REPUBLIKA.CO.ID, JAKARTA -- Dewan Perwakilan Rakyat (DPR) periode 2014-2019 telah memutuskan untuk menunda pengesahan Rancangan Undang-undang Kitab Undang-Undang Hukum Pidana (RKUHP). DPR pun telah berganti periode, maka Wakil Ketua DPR Aziz Syamsuddin meminta Komisi III periode 2019-2024 memprioritaskan pembahasan RKUHP.
"Kami harapkan nanti pimpinan Komisi III setelah masa fit and proper test Pak Kapolri tentu nanti masalah undang-undang masih tersisa di dalam komisi dia itu," ujar Aziz di Gedung Nusantara, Kompleks Parlemen, Jakarta, Kamis (31/10).
Melihat banyaknya poin-poin yang dinilai masyarakat kontroversial, DPR berencana membuka komunikasi dengan sejumlah elemen masyarakat untuk membahas hal tersebut.
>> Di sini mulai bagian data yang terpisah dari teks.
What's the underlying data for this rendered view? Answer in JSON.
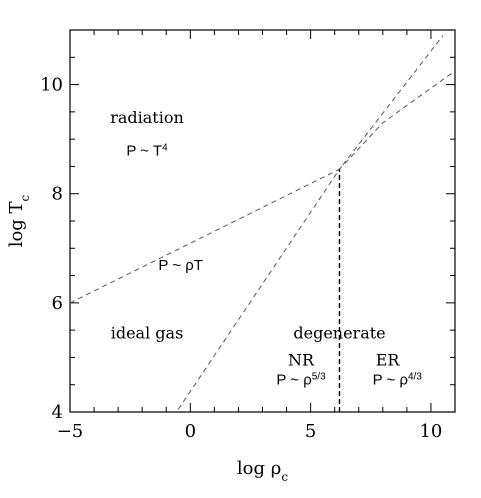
{
  "chart_data": {
    "type": "line",
    "title": "",
    "xlabel": "log ρ",
    "xlabel_sub": "c",
    "ylabel": "log T",
    "ylabel_sub": "c",
    "xlim": [
      -5,
      11
    ],
    "ylim": [
      4,
      11
    ],
    "x_ticks": [
      -5,
      0,
      5,
      10
    ],
    "x_tick_labels": [
      "−5",
      "0",
      "5",
      "10"
    ],
    "y_ticks": [
      4,
      6,
      8,
      10
    ],
    "y_tick_labels": [
      "4",
      "6",
      "8",
      "10"
    ],
    "x_minor_step": 1,
    "y_minor_step": 0.5,
    "grid": false,
    "boundaries": [
      {
        "style": "dashed",
        "points": [
          [
            -5,
            6.0
          ],
          [
            6.2,
            8.45
          ],
          [
            10.5,
            10.9
          ]
        ]
      },
      {
        "style": "dashed",
        "points": [
          [
            -0.5,
            4.05
          ],
          [
            6.2,
            8.45
          ],
          [
            8.0,
            9.3
          ],
          [
            11,
            10.25
          ]
        ]
      },
      {
        "style": "dashed-bold",
        "points": [
          [
            6.2,
            4.0
          ],
          [
            6.2,
            8.45
          ]
        ]
      }
    ],
    "annotations": [
      {
        "text": "radiation",
        "font": "serif",
        "x": -1.8,
        "y": 9.3
      },
      {
        "text": "P ~ T",
        "sup": "4",
        "font": "sans",
        "x": -1.8,
        "y": 8.7
      },
      {
        "text": "P ~ ρT",
        "font": "sans",
        "x": -0.4,
        "y": 6.6
      },
      {
        "text": "ideal gas",
        "font": "serif",
        "x": -1.8,
        "y": 5.35
      },
      {
        "text": "degenerate",
        "font": "serif",
        "x": 6.2,
        "y": 5.35
      },
      {
        "text": "NR",
        "font": "serif",
        "x": 4.6,
        "y": 4.85
      },
      {
        "text": "P ~ ρ",
        "sup": "5/3",
        "font": "sans",
        "x": 4.6,
        "y": 4.5
      },
      {
        "text": "ER",
        "font": "serif",
        "x": 8.2,
        "y": 4.85
      },
      {
        "text": "P ~ ρ",
        "sup": "4/3",
        "font": "sans",
        "x": 8.6,
        "y": 4.5
      }
    ]
  }
}
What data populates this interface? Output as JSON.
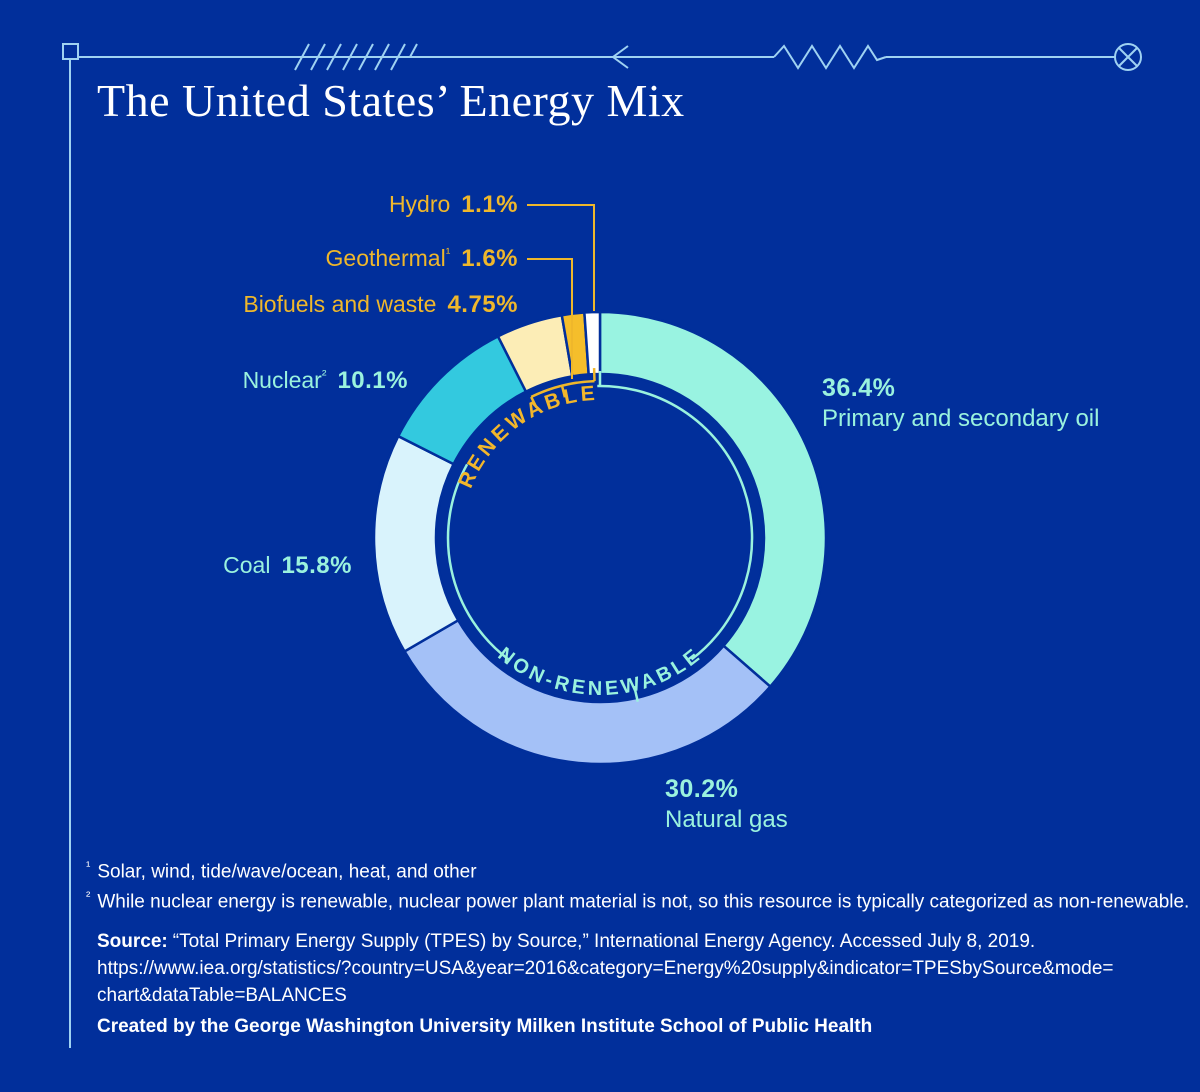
{
  "page": {
    "background": "#012F9B",
    "border_color": "#9FD2F2",
    "title": "The United States’ Energy Mix",
    "title_color": "#FFFFFF"
  },
  "chart_data": {
    "type": "pie",
    "title": "The United States’ Energy Mix",
    "legend_position": "callout-labels",
    "donut": true,
    "callout_colors": {
      "renewable": "#EFB72B",
      "non_renewable": "#9AF2DE"
    },
    "ring_labels": {
      "renewable": "RENEWABLE",
      "non_renewable": "NON-RENEWABLE",
      "renewable_color": "#F2B62B",
      "non_renewable_color": "#9AF2DE"
    },
    "segments": [
      {
        "id": "oil",
        "label": "Primary and secondary oil",
        "value": 36.4,
        "display": "36.4%",
        "color": "#99F3E1",
        "category": "non-renewable"
      },
      {
        "id": "natural-gas",
        "label": "Natural gas",
        "value": 30.2,
        "display": "30.2%",
        "color": "#A4C1F7",
        "category": "non-renewable"
      },
      {
        "id": "coal",
        "label": "Coal",
        "value": 15.8,
        "display": "15.8%",
        "color": "#D9F3FC",
        "category": "non-renewable"
      },
      {
        "id": "nuclear",
        "label": "Nuclear",
        "sup": "²",
        "value": 10.1,
        "display": "10.1%",
        "color": "#33C9DF",
        "category": "non-renewable"
      },
      {
        "id": "biofuels",
        "label": "Biofuels and waste",
        "value": 4.75,
        "display": "4.75%",
        "color": "#FCEDB6",
        "category": "renewable"
      },
      {
        "id": "geothermal",
        "label": "Geothermal",
        "sup": "¹",
        "value": 1.6,
        "display": "1.6%",
        "color": "#F5BE2B",
        "category": "renewable"
      },
      {
        "id": "hydro",
        "label": "Hydro",
        "value": 1.1,
        "display": "1.1%",
        "color": "#FFFFFF",
        "category": "renewable"
      }
    ]
  },
  "footnotes": [
    {
      "marker": "¹",
      "text": "Solar, wind, tide/wave/ocean, heat, and other"
    },
    {
      "marker": "²",
      "text": "While nuclear energy is renewable, nuclear power plant material is not, so this resource is typically categorized as non-renewable."
    }
  ],
  "source": {
    "label": "Source:",
    "text": "“Total Primary Energy Supply (TPES) by Source,” International Energy Agency. Accessed July 8, 2019.",
    "url": "https://www.iea.org/statistics/?country=USA&year=2016&category=Energy%20supply&indicator=TPESbySource&mode=chart&dataTable=BALANCES"
  },
  "credit": "Created by the George Washington University Milken Institute School of Public Health"
}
Khususnya, para mahasiswa yang melakukan aksi tolak RKUHP beberapa waktu lalu.
"Ke depan ada diskusi dengan beberapa universitas terhadap 14 item yang menjadi berdebatan kan begitu. Iya, supaya kita terbuka apa substansinya yang masih tersisa kita lakukan pembahasan itu," ujar Aziz.
Ia berharap, dengan adanya diskusi tersebut semua pihak dapat menerima RKUHP. Apalagi, KUHP yang sekarang masih merupakan produk kolonial yang sudah 53 tahun tidak berubah dan tidak sesuai dengan situasi saat ini.
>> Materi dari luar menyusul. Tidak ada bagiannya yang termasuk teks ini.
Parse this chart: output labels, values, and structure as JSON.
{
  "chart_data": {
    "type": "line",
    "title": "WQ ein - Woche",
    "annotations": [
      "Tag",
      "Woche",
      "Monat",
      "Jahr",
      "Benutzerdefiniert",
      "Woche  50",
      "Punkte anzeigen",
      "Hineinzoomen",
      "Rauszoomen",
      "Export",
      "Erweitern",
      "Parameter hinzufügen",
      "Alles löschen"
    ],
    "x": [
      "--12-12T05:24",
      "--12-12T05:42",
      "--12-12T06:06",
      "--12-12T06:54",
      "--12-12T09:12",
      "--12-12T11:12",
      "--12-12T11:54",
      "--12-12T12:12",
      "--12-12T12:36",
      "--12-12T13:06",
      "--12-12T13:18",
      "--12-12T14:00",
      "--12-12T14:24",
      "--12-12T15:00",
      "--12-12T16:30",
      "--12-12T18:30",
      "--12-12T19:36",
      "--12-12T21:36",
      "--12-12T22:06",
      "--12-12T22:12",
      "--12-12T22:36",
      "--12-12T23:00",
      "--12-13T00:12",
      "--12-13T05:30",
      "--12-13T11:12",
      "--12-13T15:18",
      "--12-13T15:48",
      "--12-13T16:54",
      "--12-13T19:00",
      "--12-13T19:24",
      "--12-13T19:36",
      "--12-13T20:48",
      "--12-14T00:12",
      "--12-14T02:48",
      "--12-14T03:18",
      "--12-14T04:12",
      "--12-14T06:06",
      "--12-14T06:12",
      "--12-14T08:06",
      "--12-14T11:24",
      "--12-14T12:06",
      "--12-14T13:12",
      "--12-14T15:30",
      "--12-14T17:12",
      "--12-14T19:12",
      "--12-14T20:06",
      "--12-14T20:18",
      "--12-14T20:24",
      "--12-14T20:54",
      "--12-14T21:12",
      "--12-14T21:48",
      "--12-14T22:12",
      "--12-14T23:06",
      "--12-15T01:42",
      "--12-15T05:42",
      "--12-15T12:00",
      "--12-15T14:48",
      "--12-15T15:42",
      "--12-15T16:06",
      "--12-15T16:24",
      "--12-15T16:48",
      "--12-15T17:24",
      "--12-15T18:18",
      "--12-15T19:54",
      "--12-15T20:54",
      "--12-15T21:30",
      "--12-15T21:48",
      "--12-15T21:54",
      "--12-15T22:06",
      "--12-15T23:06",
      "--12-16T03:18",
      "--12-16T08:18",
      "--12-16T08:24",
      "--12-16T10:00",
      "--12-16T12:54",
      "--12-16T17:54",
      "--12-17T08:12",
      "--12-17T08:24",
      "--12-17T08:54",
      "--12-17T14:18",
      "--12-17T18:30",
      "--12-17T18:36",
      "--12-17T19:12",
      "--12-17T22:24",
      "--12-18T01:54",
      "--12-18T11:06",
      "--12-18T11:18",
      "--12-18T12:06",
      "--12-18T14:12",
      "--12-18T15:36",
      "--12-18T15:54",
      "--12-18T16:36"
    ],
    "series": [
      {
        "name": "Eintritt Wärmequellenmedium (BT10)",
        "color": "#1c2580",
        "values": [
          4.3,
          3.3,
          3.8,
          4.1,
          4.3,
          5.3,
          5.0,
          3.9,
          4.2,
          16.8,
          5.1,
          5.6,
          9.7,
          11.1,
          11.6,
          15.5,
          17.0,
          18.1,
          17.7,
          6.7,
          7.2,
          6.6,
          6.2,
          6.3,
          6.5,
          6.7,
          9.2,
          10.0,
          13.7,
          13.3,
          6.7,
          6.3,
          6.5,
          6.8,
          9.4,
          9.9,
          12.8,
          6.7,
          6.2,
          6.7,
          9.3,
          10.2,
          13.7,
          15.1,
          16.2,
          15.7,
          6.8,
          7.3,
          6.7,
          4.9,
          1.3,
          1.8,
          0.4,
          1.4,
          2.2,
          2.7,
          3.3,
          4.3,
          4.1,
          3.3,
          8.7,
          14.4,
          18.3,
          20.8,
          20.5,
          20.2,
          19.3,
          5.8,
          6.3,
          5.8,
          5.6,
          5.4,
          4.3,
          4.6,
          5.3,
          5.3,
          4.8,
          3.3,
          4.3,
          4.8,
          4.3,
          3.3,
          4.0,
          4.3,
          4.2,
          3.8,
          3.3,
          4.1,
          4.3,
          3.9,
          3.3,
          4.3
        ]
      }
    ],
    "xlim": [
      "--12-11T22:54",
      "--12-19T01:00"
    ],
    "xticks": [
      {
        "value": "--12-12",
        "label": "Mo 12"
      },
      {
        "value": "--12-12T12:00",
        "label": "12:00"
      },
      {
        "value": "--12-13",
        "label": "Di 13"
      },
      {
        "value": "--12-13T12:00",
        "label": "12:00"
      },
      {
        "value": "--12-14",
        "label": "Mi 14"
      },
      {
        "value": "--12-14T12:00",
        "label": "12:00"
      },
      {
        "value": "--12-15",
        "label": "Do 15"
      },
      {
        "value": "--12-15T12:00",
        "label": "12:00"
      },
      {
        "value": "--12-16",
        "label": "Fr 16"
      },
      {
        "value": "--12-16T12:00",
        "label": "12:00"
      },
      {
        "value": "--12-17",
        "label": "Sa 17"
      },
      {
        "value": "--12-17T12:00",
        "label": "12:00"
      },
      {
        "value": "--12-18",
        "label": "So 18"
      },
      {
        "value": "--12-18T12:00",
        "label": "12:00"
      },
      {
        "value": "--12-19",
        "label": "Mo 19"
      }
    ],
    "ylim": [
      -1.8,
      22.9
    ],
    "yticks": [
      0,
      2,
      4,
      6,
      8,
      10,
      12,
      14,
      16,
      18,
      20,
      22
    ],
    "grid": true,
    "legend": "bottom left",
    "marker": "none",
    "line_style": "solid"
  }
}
"Dengan sosialisasi kepada masyarakat kepada kaum intelektual kita lihat apa kondisi-kondisi yang bisa kita lakukan untuk perbaikan hukum nasional kita yang sudah cukup lama menggunakan peninggalan kolonial Belanda itu," ujar Aziz.
Sementara itu, Ketua Badan Legislasi (Baleg) DPR Supratman Andi Agtas mengatakan pihaknya akan membahas bersama pemerintah terkait rancangan undang-undang (RUU) mana saja yang akan ditindaklanjuti. Hal itu berkaitan dengan substansi pembahasan serta urgensi RUU. Supratman memastikan RKUHP akan menjadi salah satunya.
"Saya bisa pastikan hari ini bahwa RUU tentang KUHP itu pasti akan di-carry over. Nah, soal nanti pembahasan materinya mana yang kemarin mendapat penolakan nanti tetap, karena kalau RKUHP udah pasti di III yang bahas, di Komisi III," ujar Supratman.